President, of the Medical and Dental Consultants Association of Nigeria, (MDCAN ), Dr Victor Makanjuola, has called for a quick, meaningful and sustainable intervention to save medical education in Nigeria.
He stated that the general standard of tertiary education in Nigeria is at a crossroads, particularly with the crises in the education sector, adding that the challenges seem quite daunting when weighed against the background of unrestricted emigration of medical teachers in search of greener pastures.
Speaking at the 2022 medical education summit, Makanjuola lamented that the already precarious situation has been made worse by an unpredictable academic calendar, as a result of the incessant industrial actions by multiple university unions, outdated academic curricula and perennial underfunding of the universities and medical colleges.
He noted that the difficulties associated with accessing research grants domiciled within the medical colleges have added to the list of the setbacks faced by medical and other tertiary education in Nigeria, stressing that deliberate innovative approaches from a wide range of stakeholders are required to make any meaningful and sustainable intervention to save medical education in Nigeria.
He said: “With this 2022 medical education summit, MDCAN seeks to contribute its quota in the search for answers to this key national challenge. As an association, MDCAN, therefore, sees an urgent need to rethink the underpinning principles and philosophies that drive medical education in Nigeria.
“There are critical questions we must provide answers to concerning medical education in our country. Is the current curriculum at pace with the modern reality”.
In his presentation, a consultant in Renal Medicine with the Salford Royal University Hospital Manchester, United Kingdom, Prof. Ibinaries Erekosima, said that medical education has thrived in Nigeria over the past several decades and that the number of medical schools has increased from 1 in 1948 to 62 in August 2021-NUC.
He however stated that the poor doctor-patient ratio is regrettable when compared to the ratio of doctors to patients in India (1:2,083) and in the United States (1:500).
He said: “This is cataclysmic, given the fact that currently, contrary to the recommendations of the World Health Organization (WHO) of a ratio of one doctor to 1000 patients, Nigeria has a ratio of one doctor to 1:4,255 patients. In 2018 the estimated total number of 47,2119 following population ratio is 1:250,000.
Significant changes have taken place in undergraduate medical education worldwide and this poses great challenges to policymakers, medical schools and teachers on the training of tomorrow’s doctors”.
Erekosima disclosed that it is estimated that at least 2,000 medical doctors leave Nigeria yearly and no fewer than 5,407 Nigerian-trained doctors are currently working in the United Kingdom.

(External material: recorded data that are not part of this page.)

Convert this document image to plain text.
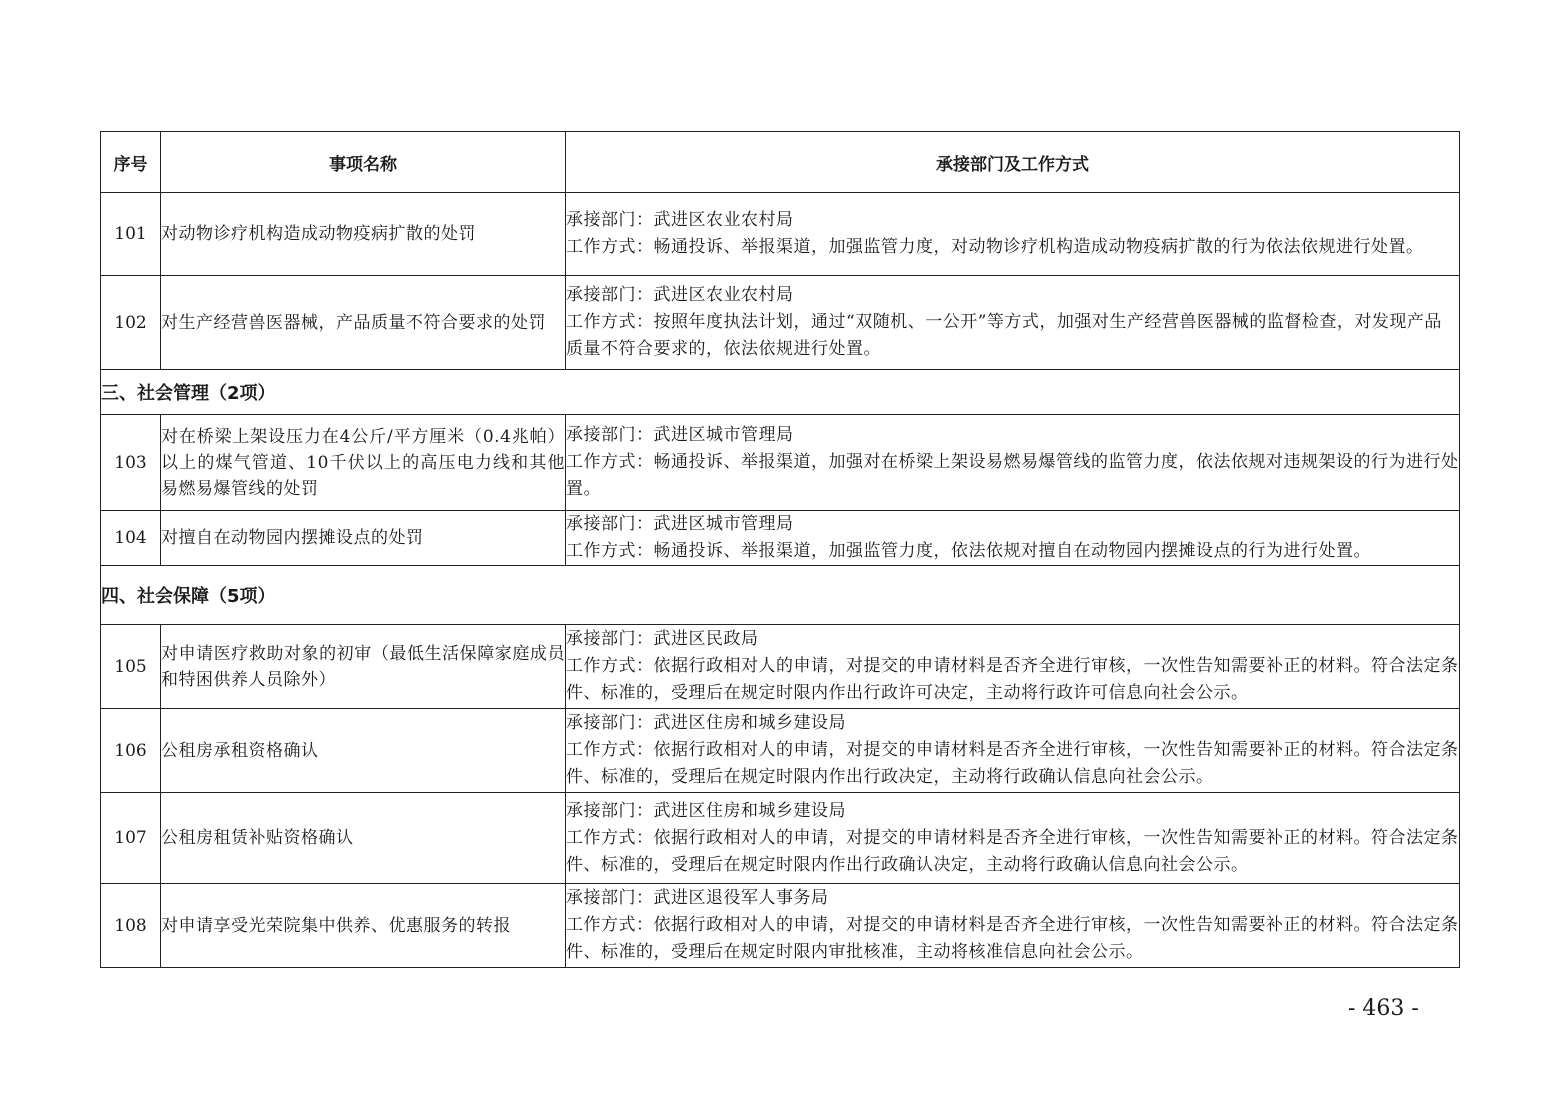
序号	事项名称	承接部门及工作方式
101	对动物诊疗机构造成动物疫病扩散的处罚	承接部门：武进区农业农村局
工作方式：畅通投诉、举报渠道，加强监管力度，对动物诊疗机构造成动物疫病扩散的行为依法依规进行处置。

102	对生产经营兽医器械，产品质量不符合要求的处罚	承接部门：武进区农业农村局
工作方式：按照年度执法计划，通过“双随机、一公开”等方式，加强对生产经营兽医器械的监督检查，对发现产品质量不符合要求的，依法依规进行处置。

三、社会管理（2项）		
103	对在桥梁上架设压力在4公斤/平方厘米（0.4兆帕）以上的煤气管道、10千伏以上的高压电力线和其他易燃易爆管线的处罚	承接部门：武进区城市管理局
工作方式：畅通投诉、举报渠道，加强对在桥梁上架设易燃易爆管线的监管力度，依法依规对违规架设的行为进行处置。

104	对擅自在动物园内摆摊设点的处罚	承接部门：武进区城市管理局
工作方式：畅通投诉、举报渠道，加强监管力度，依法依规对擅自在动物园内摆摊设点的行为进行处置。

四、社会保障（5项）		
105	对申请医疗救助对象的初审（最低生活保障家庭成员和特困供养人员除外）	承接部门：武进区民政局
工作方式：依据行政相对人的申请，对提交的申请材料是否齐全进行审核，一次性告知需要补正的材料。符合法定条件、标准的，受理后在规定时限内作出行政许可决定，主动将行政许可信息向社会公示。

106	公租房承租资格确认	承接部门：武进区住房和城乡建设局
工作方式：依据行政相对人的申请，对提交的申请材料是否齐全进行审核，一次性告知需要补正的材料。符合法定条件、标准的，受理后在规定时限内作出行政决定，主动将行政确认信息向社会公示。

107	公租房租赁补贴资格确认	承接部门：武进区住房和城乡建设局
工作方式：依据行政相对人的申请，对提交的申请材料是否齐全进行审核，一次性告知需要补正的材料。符合法定条件、标准的，受理后在规定时限内作出行政确认决定，主动将行政确认信息向社会公示。

108	对申请享受光荣院集中供养、优惠服务的转报	承接部门：武进区退役军人事务局
工作方式：依据行政相对人的申请，对提交的申请材料是否齐全进行审核，一次性告知需要补正的材料。符合法定条件、标准的，受理后在规定时限内审批核准，主动将核准信息向社会公示。
- 463 -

“This means that Nigeria medics constitute 3.9% of the 137,000 foreign staff of 202 nationalities working alongside British doctors and nurses. It is estimated that it costs N750, 000 to train a consultant at the colleges in Nigeria compared to the USA where it currently costs $ 1.1 million to train a medical student.
“This saves Nigeria billions of naira and foreign exchange. There is increasing concern about the quality of undergraduate medical students’ training and the reduction of the level of knowledge, skill as well as professional conduct of a sizable percentage due to multiple factors such as lack of stakeholders engagement and collaboration, funding, poor supervision from trainers, lack of focus, diligence and difference in medical students.